Some clients have been asking contractors to take on unnecessary risks without providing a significant reward for the risks taken. However, during these economically challenged times, I believe it is in the best interest of the construction industry to stand up for itself and refuse to sign contracts that assign risk without any benefits.
Life is full of uncertainties, and we readily take on risk every day the for benefits we receive. For example, driving a car is very risky, and every year more than 40,000 people are killed in car accidents—that’s one person every 13 minutes. Nevertheless, we choose to drive.
Similarly, businesses take on risks every day. Companies enter into contracts, hire employees and provide wellperforming products it hopes will meet customer needs. Strategically, firms have to decide what markets to serve, where to allocate capital, how to improve the brand and how to sell the products and services. If properly managed, a firm can meet these goals. But every week, businesses falter or end up bankrupt.
However, again and again, a company willingly must take these risks in order to succeed. In the construction industry, we have the opportunity to work on projects that help drive the country and deliver the highest quality of living in the world.

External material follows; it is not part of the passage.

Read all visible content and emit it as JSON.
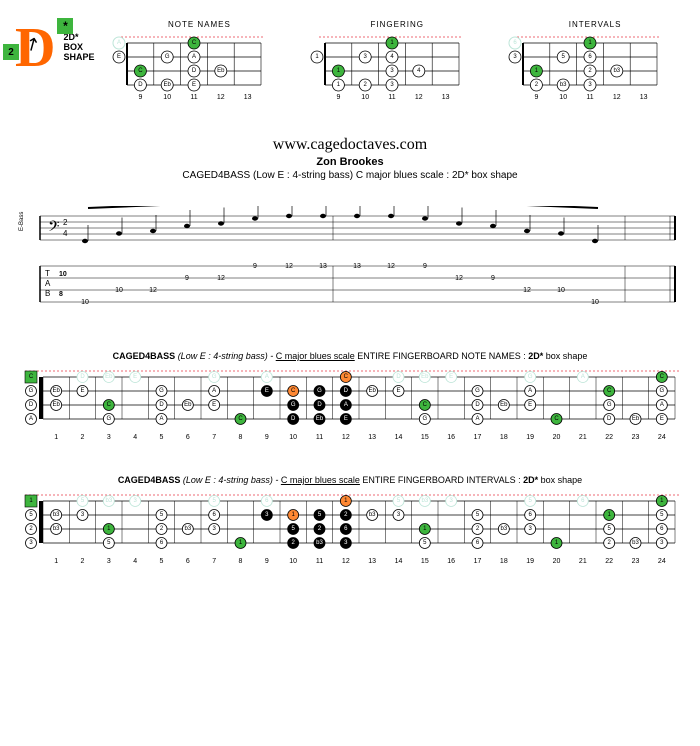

Despite these satisfactions, pressure is mounting on our industry to accept increased risk without any potential reward. This circumstance is neither reasonable nor fair. The industry should resist these lopsided contracts with all its might.
One good example of unreasonable risk without reward is in the area of contracts and the terms under which parties share risk.
Contracts are crucial, but I would guess that fighting over terms is near the bottom of many to-do lists. However, contracts are critical to the success of a business. Standard client contracts—both public and private—very often have language that requires a contractor to provide indemnities for anything that might go wrong on a project, even if the contractor is not at fault in any way! That’s just the start. Unreasonable clauses regarding compensatory damages, warranties, guarantees and insurance are too common.
We must not accept onerous terms; if we do, we must demand potential rewards to compensate the risk we are taking on. When I put up resistence to clients’ demands, they say, “Your competitor firm XYZ has signed this contract.” The implication is that one should be happy just to get the work. First, I don’t believe all my competitors are signing up for bad contracts with onerous terms. Second, if I have to take additional or extraordinary risk, then I deserve a chance for potential rewards.
Many in the industry would say we carry insurance because the clients require it. True, but we also carry insurance to protect the equity of our shareholders, especially in an employee-owned firm. Even though our industry has an exceptional track record, sometimes things go wrong.
While insurance is a mechanism for mitigating financial risk related to errors we might make, clients should not view our insurance policies as a catch-all mitigation for anything that may go wrong on a project. More and more, we are asked to provide greater and more encompassing insurance that will kick in even if we did nothing wrong. If a client wants a guarantee they are covered against everything, you should direct them to Lloyd’s of London, not offer up your insurance. Accepting these demands is all risk, no reward.
All clients don’t act this way; in fact, the vast majority of clients are reasonable both in their contract terms and in their insurance expectations. Further, every definition of “unreasonable” is not the same. However, the construction industry must not continue to accept bad contract language, unreasonable scopes of work and schedules, or offer up insurance coverage without a commensurate regard for the risk taken. It’s only fair.